March 14, Sunday
Malaysian Wedding, and
Melaka>Penang via Car & Ferry
Sunday afternoon, 4 men from the guest house, and I, attended a Malaysian wedding. There was mutual confusion at first, but we eventually caught the 17 bus to the noon festivities. We were guests courtesy of our guest house hosts. They and their boarders were invited on the invitation. It seems Malaysian's are much less private than we westerners about such events. The more the merrier seems to be the theme... and people walking in off the street are even welcome to weddings. I believe it's a general understanding that one should donate to the father of the bride... in this case, our guest house host recommended we each donate 5RM (about $1.50) to help at least cover the cost of the meal. Apparently, the father of the bride is a cab driver, and must have saved up a long time to pay for this wedding. I felt humbled and priveledged to attend. We ate well in the huge hanger like tent, took photos, and chatted a bit with the guests. The bride and groom were gorgeously dressed in sparkling yellow and gold, and the bride had simple henna tatoos on her feet and hands. People here are not afraid to wear sequins and rhinestones! I believe the groom was ethnically Malaysian, and the bride was at least part Indian. The food seemed to me to be Indian Muslim. People were curious and friendly. Family is obviously important here, and there were lots of children. The dresses were quite colorful. Some locals were quite pleased to pose for pictures and gave me addresses and email contacts for later access. I explained I'd upload to ofoto.com, though I'm sure not all of the immediate group understood it, I've no doubt they'd find someone in their circles to download or order photos for them. Oldly, the cupcakes were presented in lidded plastic cups. I was thrilled to scavenge them for later painting use in Bali. I was unable find anything like it to buy in the stores.

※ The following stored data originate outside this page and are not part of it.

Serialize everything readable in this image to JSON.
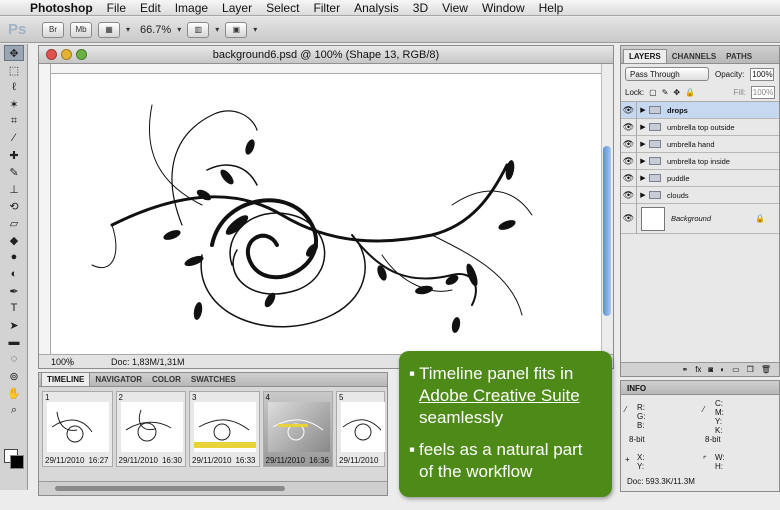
{
  "menubar": {
    "app": "Photoshop",
    "items": [
      "File",
      "Edit",
      "Image",
      "Layer",
      "Select",
      "Filter",
      "Analysis",
      "3D",
      "View",
      "Window",
      "Help"
    ]
  },
  "optbar": {
    "ps": "Ps",
    "br": "Br",
    "mb": "Mb",
    "zoom": "66.7%"
  },
  "document": {
    "title": "background6.psd @ 100% (Shape 13, RGB/8)",
    "status_zoom": "100%",
    "status_doc": "Doc: 1,83M/1,31M"
  },
  "timeline": {
    "tabs": [
      "TIMELINE",
      "NAVIGATOR",
      "COLOR",
      "SWATCHES"
    ],
    "frames": [
      {
        "num": "1",
        "date": "29/11/2010",
        "time": "16:27"
      },
      {
        "num": "2",
        "date": "29/11/2010",
        "time": "16:30"
      },
      {
        "num": "3",
        "date": "29/11/2010",
        "time": "16:33"
      },
      {
        "num": "4",
        "date": "29/11/2010",
        "time": "16:36"
      },
      {
        "num": "5",
        "date": "29/11/2010",
        "time": ""
      }
    ]
  },
  "layers": {
    "tabs": [
      "LAYERS",
      "CHANNELS",
      "PATHS"
    ],
    "blend": "Pass Through",
    "opacity_label": "Opacity:",
    "opacity": "100%",
    "lock_label": "Lock:",
    "fill_label": "Fill:",
    "fill": "100%",
    "items": [
      "drops",
      "umbrella top outside",
      "umbrella hand",
      "umbrella top inside",
      "puddle",
      "clouds"
    ],
    "background": "Background"
  },
  "info": {
    "title": "INFO",
    "rgb": [
      "R:",
      "G:",
      "B:"
    ],
    "cmyk": [
      "C:",
      "M:",
      "Y:",
      "K:"
    ],
    "bit1": "8-bit",
    "bit2": "8-bit",
    "xy": [
      "X:",
      "Y:"
    ],
    "wh": [
      "W:",
      "H:"
    ],
    "doc": "Doc: 593.3K/11.3M"
  },
  "callout": {
    "b1_line1": "Timeline panel fits in",
    "b1_line2": "Adobe Creative Suite",
    "b1_line3": "seamlessly",
    "b2_line1": "feels as a natural part",
    "b2_line2": "of the workflow"
  },
  "colors": {
    "callout": "#4d8a17",
    "selected_layer": "#c5d8f0",
    "scroll_thumb": "#5b8fd3"
  },
  "icons": [
    "apple-icon",
    "eye-icon",
    "folder-icon",
    "lock-icon",
    "close-icon"
  ]
}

I'll post wedding photos later, so check back.
Later, about 7pm. I caught a lift with Raymond and Ronnie to Penang. They have business there regarding a hotel that Raymond wants to buy. We caught dinner at the same Indian restaurant Raymond had recommended for Clare and I. This time, we were presented with some great pickles and cucumber salads... Raymond knew to ask. I learned that at the end, one folds the bannana leaf in half. Folding it in one direction indicates it's a happy event. Folding it in the other direction indicates a sad event (funeral) or that one is unhappy with the service. Goodness! Who would have thought that folding something the wrong direction could offend!
We continued on our 5 hour car journey, to the sounds of lightening and local soft rock music mixed with a healthy dose of American 60s music. About 2am we drove our car onto the impressively regular ferry boat, and rode it the the nearby Panang Island. Apparently this was a quicker way, than by bridge. Panang's bridge is (I believe) the longest commuter bridge in SE Asia. Panang's skyline is subtle and attractive. It definitely has an asian look, in a minimalist pointy sort of way. This town has food and drink available 24 hours. Our hotel management stayed up to greet us, and we sat out in the pleasant tree lined courtyard and had beers and chatted untill about 4:30am. There was a friendly young black and white cat on the premises. It's shiny coat, slinky long tail, and trusting languid nature showed how well taken care of it was. S/he was definitely one of the luckier cats in Malaysia!